BY TOM LAVIS
It’s not often that a comedy comes along that is difficult to categorize.
Yet award-winning playwright Sarah Ruhl has done just that with “The Clean House,” which will be presented by the Pitt-Johnstown theater department in the Studio Theater of Pasquerilla Performing Arts Center, 450 Schoolhouse Road in Richland Township.
“It is so many things at once – comedy, tragedy, modern, classic, simple and complex,” Ann Marie Stewart, director and Pitt-Johnstown professor of theater arts, said. “It is absolutely brilliant writing and should not be missed.”
“The Clean House,” which opens at 7:30 p.m. Thursday, is a startling comedy-drama about life, death, class and the power of jokes.
Matilde, portrayed by freshman Alexa Miller of Uniontown, Fayette County, is a Columbian housekeeper who can’t fake enthusiasm for her domestic duties. Her employers’ houses are as disorderly as their lives.
While Matilde sets out in pursuit of the perfect joke, she ignores household dirt and is swept away by family affairs of the heart.
Throughout the play, which is recommended for mature audiences because of adult situations and language, characters talk about themselves or imagine situations involving the other characters.
The comedy is set in a theoretical Connecticut house.
“Matilde cleans two houses (owned by Lane, played by Taylor Casti of New Germany, and Charles, portrayed by Kyle Stankan of Bedford) and yet refuses to clean either,” said Stewart.
“She just tells jokes, and that makes her indispensable to everyone. The message is that humor, comic relief, compassion, love is all we really want ... and as we struggle through heartbreak, illness, loneliness and isolation, sometimes a good joke, and companionship, is just what we all need to get through the tough times.”
Other cast members are junior Sarah McParland of Brentwood, Allegheny County, as Virginia; and senior Jayme Brooks of Johnstown as Ana.
Stewart calls Ruhl the most important American playwright that has emerged in the past 10 years.
“Her work is compelling, adventurous, compassionate, beautiful, theatrical and poetic,” Stewart said. “It is full of symbolism and color, and the characters are familiar, yet never cliche.”
The play is set in modern times, in a very clean, stark, house. The production, which is cutting-edge, isn’t modern in the sense of being experimental, unaccessible or distant, Stewart said.

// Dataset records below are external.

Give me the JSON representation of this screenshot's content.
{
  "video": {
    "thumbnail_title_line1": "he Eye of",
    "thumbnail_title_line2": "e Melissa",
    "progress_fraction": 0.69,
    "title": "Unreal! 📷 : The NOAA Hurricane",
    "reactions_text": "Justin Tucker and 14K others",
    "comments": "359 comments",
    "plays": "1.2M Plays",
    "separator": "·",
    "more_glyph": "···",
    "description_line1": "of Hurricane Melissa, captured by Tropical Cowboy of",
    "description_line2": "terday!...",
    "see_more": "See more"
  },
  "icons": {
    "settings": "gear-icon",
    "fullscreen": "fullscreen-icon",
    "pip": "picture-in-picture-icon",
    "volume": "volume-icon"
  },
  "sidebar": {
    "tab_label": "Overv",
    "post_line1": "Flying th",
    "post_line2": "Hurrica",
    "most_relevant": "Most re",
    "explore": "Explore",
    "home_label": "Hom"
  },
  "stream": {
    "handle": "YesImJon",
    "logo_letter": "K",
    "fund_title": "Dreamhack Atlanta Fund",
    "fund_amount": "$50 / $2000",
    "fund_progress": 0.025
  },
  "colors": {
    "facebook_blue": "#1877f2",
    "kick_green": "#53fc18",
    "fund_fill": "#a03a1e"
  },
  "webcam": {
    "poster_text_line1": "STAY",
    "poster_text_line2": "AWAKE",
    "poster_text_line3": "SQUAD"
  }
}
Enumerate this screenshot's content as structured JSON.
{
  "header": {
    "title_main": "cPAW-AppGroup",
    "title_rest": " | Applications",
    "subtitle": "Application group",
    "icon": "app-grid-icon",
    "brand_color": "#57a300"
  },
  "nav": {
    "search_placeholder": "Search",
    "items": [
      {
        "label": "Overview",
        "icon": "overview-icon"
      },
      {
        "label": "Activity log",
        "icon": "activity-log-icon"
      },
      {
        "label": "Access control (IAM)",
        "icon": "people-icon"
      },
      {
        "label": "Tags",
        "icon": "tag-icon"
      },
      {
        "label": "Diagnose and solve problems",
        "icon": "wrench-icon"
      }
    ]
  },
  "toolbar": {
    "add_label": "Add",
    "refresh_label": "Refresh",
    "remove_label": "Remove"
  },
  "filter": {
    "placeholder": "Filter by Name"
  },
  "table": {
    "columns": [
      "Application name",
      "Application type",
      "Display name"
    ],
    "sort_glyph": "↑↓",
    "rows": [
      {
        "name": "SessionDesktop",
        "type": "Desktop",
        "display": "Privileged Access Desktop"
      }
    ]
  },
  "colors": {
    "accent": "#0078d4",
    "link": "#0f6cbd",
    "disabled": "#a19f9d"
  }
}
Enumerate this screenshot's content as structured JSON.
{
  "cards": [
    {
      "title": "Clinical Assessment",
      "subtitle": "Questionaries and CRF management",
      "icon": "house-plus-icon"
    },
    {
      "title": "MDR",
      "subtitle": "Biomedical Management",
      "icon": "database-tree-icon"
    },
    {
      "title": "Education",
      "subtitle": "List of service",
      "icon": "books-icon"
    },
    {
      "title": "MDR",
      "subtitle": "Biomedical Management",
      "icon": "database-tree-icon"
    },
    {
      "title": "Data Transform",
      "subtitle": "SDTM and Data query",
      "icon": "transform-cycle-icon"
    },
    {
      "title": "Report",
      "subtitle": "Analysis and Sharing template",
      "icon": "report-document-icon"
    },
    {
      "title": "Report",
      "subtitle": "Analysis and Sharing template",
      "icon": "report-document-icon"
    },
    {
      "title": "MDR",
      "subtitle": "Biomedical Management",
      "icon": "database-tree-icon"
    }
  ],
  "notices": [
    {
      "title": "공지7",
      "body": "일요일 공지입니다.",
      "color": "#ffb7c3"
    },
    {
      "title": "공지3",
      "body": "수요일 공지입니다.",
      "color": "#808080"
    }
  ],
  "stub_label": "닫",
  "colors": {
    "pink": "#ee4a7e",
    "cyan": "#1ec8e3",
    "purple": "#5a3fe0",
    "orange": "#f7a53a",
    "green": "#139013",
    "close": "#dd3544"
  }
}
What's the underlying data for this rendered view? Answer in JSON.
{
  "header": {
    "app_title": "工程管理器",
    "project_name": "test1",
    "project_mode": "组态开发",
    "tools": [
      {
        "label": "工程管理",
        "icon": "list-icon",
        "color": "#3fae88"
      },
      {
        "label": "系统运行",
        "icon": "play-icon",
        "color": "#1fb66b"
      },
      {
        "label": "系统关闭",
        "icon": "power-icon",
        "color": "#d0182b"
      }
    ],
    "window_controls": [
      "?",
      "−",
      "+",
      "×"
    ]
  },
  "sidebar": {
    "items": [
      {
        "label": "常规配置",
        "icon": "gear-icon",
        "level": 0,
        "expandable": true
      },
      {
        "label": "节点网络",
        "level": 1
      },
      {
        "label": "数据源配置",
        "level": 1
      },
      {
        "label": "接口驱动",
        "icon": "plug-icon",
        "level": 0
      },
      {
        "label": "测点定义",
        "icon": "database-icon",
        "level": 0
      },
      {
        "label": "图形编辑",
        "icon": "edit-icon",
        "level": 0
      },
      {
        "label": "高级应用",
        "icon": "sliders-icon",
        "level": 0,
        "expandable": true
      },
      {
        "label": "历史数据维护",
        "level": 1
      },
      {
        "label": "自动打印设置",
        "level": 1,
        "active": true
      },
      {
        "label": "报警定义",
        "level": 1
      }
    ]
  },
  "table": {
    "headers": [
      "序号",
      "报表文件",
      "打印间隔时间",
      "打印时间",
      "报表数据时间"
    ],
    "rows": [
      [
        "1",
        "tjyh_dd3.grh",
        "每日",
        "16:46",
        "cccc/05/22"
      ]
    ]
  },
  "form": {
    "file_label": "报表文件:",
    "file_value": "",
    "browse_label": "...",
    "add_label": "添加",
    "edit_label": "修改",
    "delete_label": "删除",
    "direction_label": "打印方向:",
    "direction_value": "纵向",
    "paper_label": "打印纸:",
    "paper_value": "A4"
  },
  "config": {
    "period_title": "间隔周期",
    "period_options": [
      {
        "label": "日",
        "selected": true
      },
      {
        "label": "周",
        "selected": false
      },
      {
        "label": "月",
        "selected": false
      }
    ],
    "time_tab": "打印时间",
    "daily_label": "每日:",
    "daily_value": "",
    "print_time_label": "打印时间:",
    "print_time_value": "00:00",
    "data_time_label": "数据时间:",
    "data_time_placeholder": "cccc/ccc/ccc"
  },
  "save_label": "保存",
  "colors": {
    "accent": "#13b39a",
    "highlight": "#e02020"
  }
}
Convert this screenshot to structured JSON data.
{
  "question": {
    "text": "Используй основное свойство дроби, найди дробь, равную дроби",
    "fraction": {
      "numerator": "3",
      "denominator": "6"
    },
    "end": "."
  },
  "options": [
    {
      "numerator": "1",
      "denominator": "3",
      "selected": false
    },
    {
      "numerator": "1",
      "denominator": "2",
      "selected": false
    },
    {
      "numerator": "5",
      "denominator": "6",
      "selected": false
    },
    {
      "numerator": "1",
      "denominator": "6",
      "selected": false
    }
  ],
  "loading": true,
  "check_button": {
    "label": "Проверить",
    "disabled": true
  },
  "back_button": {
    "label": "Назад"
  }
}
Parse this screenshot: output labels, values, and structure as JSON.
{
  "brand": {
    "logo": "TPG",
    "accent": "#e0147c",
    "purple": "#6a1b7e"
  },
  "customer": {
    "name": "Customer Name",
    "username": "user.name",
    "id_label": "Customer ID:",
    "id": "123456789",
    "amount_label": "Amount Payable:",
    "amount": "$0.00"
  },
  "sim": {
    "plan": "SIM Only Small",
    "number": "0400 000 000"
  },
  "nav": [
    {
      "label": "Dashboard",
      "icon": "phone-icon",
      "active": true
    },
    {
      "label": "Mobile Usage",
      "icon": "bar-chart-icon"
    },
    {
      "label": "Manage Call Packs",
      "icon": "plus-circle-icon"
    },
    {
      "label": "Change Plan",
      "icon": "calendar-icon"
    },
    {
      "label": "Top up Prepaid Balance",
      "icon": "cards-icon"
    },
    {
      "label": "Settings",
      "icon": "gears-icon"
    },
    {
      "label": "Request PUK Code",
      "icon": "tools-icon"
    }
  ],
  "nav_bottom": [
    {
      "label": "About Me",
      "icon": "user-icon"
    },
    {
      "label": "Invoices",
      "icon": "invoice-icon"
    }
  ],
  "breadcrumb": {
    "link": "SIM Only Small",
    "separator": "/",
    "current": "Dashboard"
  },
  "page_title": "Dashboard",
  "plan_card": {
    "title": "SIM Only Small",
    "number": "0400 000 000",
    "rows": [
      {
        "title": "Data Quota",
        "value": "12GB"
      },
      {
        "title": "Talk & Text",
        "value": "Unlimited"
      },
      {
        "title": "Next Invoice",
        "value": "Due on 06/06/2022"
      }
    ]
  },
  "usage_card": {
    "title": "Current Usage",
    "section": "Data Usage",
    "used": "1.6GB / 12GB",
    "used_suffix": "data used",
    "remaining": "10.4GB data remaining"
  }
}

“It is a celebration of life and death and forgiveness,” she said. “I am stunned by how real this play is. The people on stage are so familiar, yet they do things that are surprising and unpredictable.
“And the result is absolutely hilarious and delightful,” she said.
Stewart first read the play a few years ago when she was teaching at the University of Notre Dame.
“I closed the book and felt goosebumps all over my body because I had just experienced one of the greatest works of literature I had ever read in my life,” she said.
Stewart vowed that she would share the comedy with as many people as possible.
“That is why I am directing it here in Johnstown,” she said.
Curtain times are 7:30 p.m. Thursday through Saturday and Feb. 24-26 and 2 p.m. Sunday and Feb. 26.
Tickets are $17 and $15; $12 for students.
For tickets, call 269-7200, (800) 846-2787 or visit www.upjarts.com.
Tickets also will be available at the door.
If you go ...
What: ”The Clean House.”
Where: Pasquerilla Performing Arts Center, 450 Schoolhouse Road, Richland Township.
When: 7:30 p.m. Thursday through Saturday and Feb. 24-26; 2 p.m. Sunday and Feb. 26.
Tickets: Call 269-7200, (800) 846-2787 or by visiting www.upjarts.com. Also at the door.
Cost: $17 and $15; $12 for students.